Organizational Structures and Corporate Cultures

This text discusses the internal factors that affect how organizational structures are designed. These structures are important to managers because they establish lines of formal authority and configure other reporting arrangements. One thing to remember is that the industry type influences the chosen structure. The text also considers the system approach and examines how the internal dimensions of the firm, such as leadership and culture, change in response to the external business environment. Note that the organizational alignment is not set in stone permanently. It will change in response to the external business environment from time to time.

Organizational Designs and Structures

Divisional Organization Structure

Divisional structures are, in effect, many functional departments grouped under a division head. Each functional group in a division has its own marketing, sales, accounting, manufacturing, and production team. This structure resembles a product structure that also has profit centers. These smaller functional areas or departments can also be grouped by different markets, geographies, products, services, or other whatever is required by the company's business. The market-based structure is ideal for an organization that has products or services that are unique to specific market segments and is particularly effective if that organization has advanced knowledge of those segments.

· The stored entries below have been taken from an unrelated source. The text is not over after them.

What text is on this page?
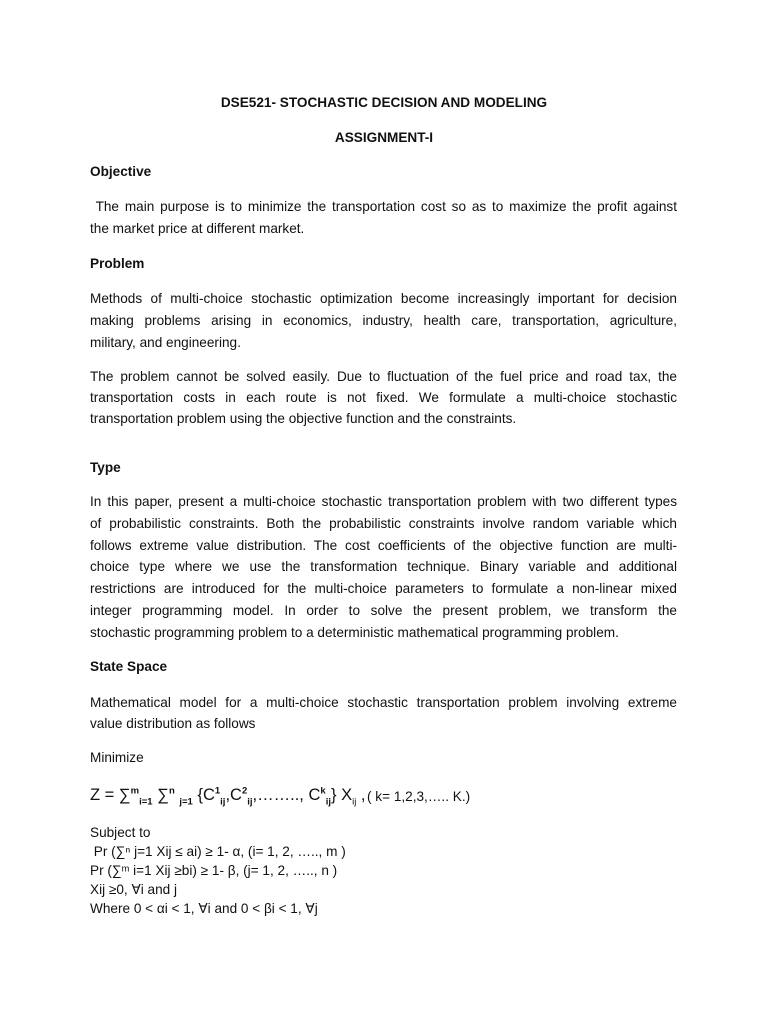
DSE521- STOCHASTIC DECISION AND MODELING
ASSIGNMENT-I
Objective
The main purpose is to minimize the transportation cost so as to maximize the profit against
the market price at different market.
Problem
Methods of multi-choice stochastic optimization become increasingly important for decision
making problems arising in economics, industry, health care, transportation, agriculture,
military, and engineering.
The problem cannot be solved easily. Due to fluctuation of the fuel price and road tax, the
transportation costs in each route is not fixed. We formulate a multi-choice stochastic
transportation problem using the objective function and the constraints.
Type
In this paper, present a multi-choice stochastic transportation problem with two different types
of probabilistic constraints. Both the probabilistic constraints involve random variable which
follows extreme value distribution. The cost coefficients of the objective function are multi-
choice type where we use the transformation technique. Binary variable and additional
restrictions are introduced for the multi-choice parameters to formulate a non-linear mixed
integer programming model. In order to solve the present problem, we transform the
stochastic programming problem to a deterministic mathematical programming problem.
State Space
Mathematical model for a multi-choice stochastic transportation problem involving extreme
value distribution as follows
Minimize
Z = ∑$^m_{i=1}$ ∑$^n$ $_{j=1}$ {$C^1_{ij},C^2_{ij},\dots\dots$.., $C^k_{ij}$} $X_{ij}$ , ( k= 1,2,3,….. K.)
Subject to
Pr (∑ⁿ j=1 Xij ≤ ai) ≥ 1- α, (i= 1, 2, ….., m )
Pr (∑ᵐ i=1 Xij ≥bi) ≥ 1- β, (j= 1, 2, ….., n )
Xij ≥0, ∀i and j
Where 0 < αi < 1, ∀i and 0 < βi < 1, ∀j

The advantages of a divisional structure include the following: each specialty area can be more focused on the business segment and budget that it manages; everyone can more easily know their responsibilities and accountability expectations; customer contact and service can be quicker; and coordination within a divisional grouping is easier, since all the functions are accessible. The divisional structure is also helpful for large companies since decentralized decision-making means that headquarters does not have to micromanage all the divisions. The disadvantages of this structure from a headquarters perspective are that divisions can easily become isolated and insular from one another and that different systems, such as accounting, finance, sales, and so on, may suffer from poor and infrequent communication and coordination of enterprise mission, direction, and values. Moreover, incompatibility of systems (technology, accounting, advertising, budgets) can occur, which creates a strain on company strategic goals and objectives.